En octopre 2012, le gouvernement faisait aussi face à la révolte des pigeons, ces entrepreneurs et investisseurs qui s’insurgeaient contre les mesures fiscales déclenchées par le gouvernement Ayrault juste après l’élection de François Hollande. Fleur Pellerin avait lancé les Assises de l’Entrepreneuriat, une démarche de concertation associant l’Etat et les acteurs de l’écosystème entrepreneurial. Elle se sont clôturées à l’Elysée en avril 2013. Le projet de quartier numérique était aussi une réaction épidermique à la communication de la London TechCity et de la Berlin Alley qui chatouillait notre ego national.

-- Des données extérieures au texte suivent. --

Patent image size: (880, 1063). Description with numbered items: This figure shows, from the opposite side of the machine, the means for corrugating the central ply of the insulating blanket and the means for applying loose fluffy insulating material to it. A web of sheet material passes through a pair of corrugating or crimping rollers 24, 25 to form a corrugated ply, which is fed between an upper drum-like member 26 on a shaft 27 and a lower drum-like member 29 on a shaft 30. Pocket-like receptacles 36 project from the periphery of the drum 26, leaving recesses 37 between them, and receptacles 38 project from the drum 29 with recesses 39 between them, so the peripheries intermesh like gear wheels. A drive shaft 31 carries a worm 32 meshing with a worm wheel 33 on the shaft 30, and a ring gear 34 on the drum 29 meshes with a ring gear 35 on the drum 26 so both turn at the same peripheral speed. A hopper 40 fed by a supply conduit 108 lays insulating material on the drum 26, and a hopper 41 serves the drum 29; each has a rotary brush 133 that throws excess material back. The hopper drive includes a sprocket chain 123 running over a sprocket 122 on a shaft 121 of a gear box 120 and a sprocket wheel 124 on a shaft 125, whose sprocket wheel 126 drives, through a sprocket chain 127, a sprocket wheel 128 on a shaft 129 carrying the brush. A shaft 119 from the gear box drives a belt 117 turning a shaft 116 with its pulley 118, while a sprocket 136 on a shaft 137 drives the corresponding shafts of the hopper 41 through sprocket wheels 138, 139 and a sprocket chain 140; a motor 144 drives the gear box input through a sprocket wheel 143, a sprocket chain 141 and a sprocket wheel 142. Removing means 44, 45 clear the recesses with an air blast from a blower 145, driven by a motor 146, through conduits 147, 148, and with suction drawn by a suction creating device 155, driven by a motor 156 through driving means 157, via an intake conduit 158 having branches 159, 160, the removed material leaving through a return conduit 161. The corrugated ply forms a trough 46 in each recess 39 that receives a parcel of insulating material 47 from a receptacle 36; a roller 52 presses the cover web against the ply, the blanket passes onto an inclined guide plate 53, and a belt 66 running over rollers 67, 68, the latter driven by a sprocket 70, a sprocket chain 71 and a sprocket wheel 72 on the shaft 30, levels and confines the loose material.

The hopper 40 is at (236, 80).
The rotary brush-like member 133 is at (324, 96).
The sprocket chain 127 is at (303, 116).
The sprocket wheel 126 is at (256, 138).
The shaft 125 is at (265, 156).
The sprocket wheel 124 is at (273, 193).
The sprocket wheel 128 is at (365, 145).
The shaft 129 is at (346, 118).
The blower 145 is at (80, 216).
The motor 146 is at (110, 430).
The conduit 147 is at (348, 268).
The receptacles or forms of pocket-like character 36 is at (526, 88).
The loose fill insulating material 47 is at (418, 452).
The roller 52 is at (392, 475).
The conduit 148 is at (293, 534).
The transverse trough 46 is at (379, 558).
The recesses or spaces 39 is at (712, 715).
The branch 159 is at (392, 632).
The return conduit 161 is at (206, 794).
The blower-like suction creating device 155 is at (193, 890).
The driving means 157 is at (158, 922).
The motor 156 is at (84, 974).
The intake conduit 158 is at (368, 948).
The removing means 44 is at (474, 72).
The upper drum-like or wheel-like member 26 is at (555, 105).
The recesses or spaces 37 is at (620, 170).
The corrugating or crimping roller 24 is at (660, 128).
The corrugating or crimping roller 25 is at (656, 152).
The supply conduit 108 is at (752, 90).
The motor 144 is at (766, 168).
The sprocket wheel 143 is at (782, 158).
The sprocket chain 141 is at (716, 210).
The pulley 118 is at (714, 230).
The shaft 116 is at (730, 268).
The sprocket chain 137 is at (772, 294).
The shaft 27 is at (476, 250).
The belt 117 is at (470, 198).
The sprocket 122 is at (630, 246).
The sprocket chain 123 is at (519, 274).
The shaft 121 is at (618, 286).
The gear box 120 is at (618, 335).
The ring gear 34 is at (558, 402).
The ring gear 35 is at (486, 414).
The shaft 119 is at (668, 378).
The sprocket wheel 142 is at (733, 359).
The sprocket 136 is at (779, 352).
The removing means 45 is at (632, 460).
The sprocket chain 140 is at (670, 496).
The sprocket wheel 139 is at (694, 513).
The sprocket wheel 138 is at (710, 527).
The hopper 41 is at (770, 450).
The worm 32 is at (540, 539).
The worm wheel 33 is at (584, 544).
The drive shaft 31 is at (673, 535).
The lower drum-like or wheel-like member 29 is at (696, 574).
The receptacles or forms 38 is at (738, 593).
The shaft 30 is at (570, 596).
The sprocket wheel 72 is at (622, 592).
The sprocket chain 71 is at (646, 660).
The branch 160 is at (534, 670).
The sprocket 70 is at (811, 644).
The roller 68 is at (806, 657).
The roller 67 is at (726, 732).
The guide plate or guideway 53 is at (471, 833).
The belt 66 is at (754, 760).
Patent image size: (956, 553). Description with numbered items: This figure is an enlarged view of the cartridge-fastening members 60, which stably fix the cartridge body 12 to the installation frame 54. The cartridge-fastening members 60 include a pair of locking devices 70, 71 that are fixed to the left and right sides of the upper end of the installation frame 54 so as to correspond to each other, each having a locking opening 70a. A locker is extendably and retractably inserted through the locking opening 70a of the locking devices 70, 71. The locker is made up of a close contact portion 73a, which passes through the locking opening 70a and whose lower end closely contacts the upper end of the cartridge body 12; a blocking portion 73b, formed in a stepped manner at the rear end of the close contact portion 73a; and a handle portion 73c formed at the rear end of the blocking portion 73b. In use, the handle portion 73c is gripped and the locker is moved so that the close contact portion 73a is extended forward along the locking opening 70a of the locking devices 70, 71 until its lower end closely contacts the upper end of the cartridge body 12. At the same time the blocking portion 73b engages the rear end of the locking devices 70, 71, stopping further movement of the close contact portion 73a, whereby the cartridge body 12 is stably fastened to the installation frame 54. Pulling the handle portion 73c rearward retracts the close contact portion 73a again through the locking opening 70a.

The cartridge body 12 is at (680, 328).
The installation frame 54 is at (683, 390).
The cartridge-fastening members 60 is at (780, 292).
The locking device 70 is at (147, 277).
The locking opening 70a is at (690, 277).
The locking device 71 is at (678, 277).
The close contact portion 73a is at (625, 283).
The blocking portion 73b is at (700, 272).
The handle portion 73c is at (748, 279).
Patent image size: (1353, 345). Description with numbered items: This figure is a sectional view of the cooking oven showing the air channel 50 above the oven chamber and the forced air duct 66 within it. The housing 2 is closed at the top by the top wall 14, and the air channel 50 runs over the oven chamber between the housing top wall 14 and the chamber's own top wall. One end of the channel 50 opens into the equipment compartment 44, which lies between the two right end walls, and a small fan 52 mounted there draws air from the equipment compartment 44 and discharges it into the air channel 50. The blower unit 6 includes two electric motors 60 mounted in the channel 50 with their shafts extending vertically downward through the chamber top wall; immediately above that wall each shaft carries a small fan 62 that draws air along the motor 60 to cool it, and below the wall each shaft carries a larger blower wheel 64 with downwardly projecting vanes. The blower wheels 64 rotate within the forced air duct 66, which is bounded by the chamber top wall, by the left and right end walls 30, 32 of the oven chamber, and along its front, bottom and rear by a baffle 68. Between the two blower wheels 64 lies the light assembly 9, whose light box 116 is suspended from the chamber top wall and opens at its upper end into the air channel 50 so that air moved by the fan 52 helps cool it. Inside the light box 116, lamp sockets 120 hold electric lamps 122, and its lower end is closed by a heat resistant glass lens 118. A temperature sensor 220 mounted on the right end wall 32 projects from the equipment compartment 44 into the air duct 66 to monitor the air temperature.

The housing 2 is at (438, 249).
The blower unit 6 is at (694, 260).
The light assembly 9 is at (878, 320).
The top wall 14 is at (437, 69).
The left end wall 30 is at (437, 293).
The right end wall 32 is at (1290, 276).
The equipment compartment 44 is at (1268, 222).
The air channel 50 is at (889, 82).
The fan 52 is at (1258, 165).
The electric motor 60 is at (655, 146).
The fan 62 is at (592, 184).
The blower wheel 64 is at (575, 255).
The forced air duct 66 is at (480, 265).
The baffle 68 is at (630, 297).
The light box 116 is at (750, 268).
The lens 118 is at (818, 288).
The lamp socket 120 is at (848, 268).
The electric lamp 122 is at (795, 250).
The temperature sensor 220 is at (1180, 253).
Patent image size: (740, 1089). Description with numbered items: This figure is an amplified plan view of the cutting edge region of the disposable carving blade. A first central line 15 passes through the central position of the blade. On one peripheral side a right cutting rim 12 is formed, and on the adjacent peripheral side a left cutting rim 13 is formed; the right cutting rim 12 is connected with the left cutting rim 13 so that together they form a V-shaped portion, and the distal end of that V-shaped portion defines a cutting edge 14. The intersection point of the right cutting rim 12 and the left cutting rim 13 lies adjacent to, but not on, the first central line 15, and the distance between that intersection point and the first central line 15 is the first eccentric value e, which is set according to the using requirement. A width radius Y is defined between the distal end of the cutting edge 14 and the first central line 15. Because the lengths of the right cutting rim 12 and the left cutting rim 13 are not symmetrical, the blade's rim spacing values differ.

En décembre 2012, la CDC était missionnée par Fleur Pellerin pour produire un rapport de mission de préfiguration des quartiers numériques, un concept étendu au-delà de Paris. Celui-ci fut remis au premier ministre Jean-Marc Ayrault en juillet 2013. Piloté par Philippe Dewost et Maud Franca de la CDC, il préconisait de lancer des quartiers numériques dans les régions et de s’appuyer sur le financement du PIA pour dynamiser les écosystèmes entrepreneuriaux locaux. Il recommandait aussi de les ouvrir au maximum vers l’international. Les quartiers numériques sont devenus officiellement la French Tech en novembre 2013. Et aussi curieux que cela puisse paraître au vu de l’origine du projet, Paris n’a jamais obtenu officiellement le label de la French Tech et n’a pas son logo French Tech spécifique comme les régions ! Il en fait partie de facto, sans être passé par la revue de détails imposée aux régions. Mais comme toutes les startups françaises peuvent se prévaloir d’appartenir à la French Tech, cela n’est pas gênant.

Dans la pratique, la French Tech comprend au moins cinq volets:

  • La labellisation French Tech de métropoles organisées autour de lieux totem et respectant le cahier des charges concocté par la CDC. Le label permet notamment d’obtenir des financements en capital d’accélérateurs de startups locaux via le Fonds French Tech Accélération. A partir de 2015, le processus de labellisation a suivi le chemin des pôles de compétitivité, avec l’ajout de labellisations thématiques. Chaque région voulait et veut obtenir son label French Tech, en plus de ses pôles de compétitivité, histoire d’afficher la dynamique de ses startups locales. Associée à cette labellisation, la bourse French Tech qui est une aide allant de 10 000 euros à 30 000 euros accordée par Bpifrance. En 2015, 655 bourses French Tech ont été attribuées pour un total de 17 millions d'euros (39% en Ile de France et 71% en Régions et Outre-Mer.
  • Le développement de la visibilité internationale des startups françaises qui s’est notamment manifesté par la forte présence de startups françaises au CES de Las Vegas (2014, 2015, 2016), tout comme au WebSummit, à SxSW ou au MWC.
  • Le programme French Tech Ticket, inauguré en mars 2016, et qui sert à attirer ou conserver en France des entrepreneurs étrangers. Un premier batch de 50 entrepreneurs étrangers est hébergé dans divers accélérateurs parisiens. Le programme est maintenant étendu aux régions. Dans la pratique, ces entrepreneurs étrangers sont souvent déjà installés en France, notamment après un projet de recherche mené dans un centre de recherche public.
  • Le lancement des French Tech Hubs dans les grandes villes du monde, fédérant les efforts, souvent associatifs, d’entrepreneurs français locaux. Une bonne démarche qui peut mettre le pied à l’étrier des startups de toutes les régions lorsqu’elles veulent s’implanter à l’étranger, sur presque n’importe quel continent.
  • Le French Tech Pass qui identifie les startups de forte croissance, notamment dans les pôles de compétitivité et leur permet de bénéficier de l’attention privilégiée des services de l’Etat (Bpifrance, INPI, Coface, Business France) et des grands investisseurs privés.

French Tech Hubs

Les moyens financiers et humains mobilisés pour la French Tech sont modestes: 200 millions d'euros pour le financement en capital d’accélérateurs dans les régions labellisées French Tech – issus de la corne d’abondance du PIA – et 15 millions d'euros pour la communication internationale, ce qui est très modeste car étalé sur plusieurs années. Et l’équipe de la French Tech à Bercy fait tout juste une dizaine de personnes. Malgré tout, pour une fois, on s’intéresse spécifiquement à deux de nos grandes lacunes historiques: la communication et le développement international. On ne va pas s’en plaindre!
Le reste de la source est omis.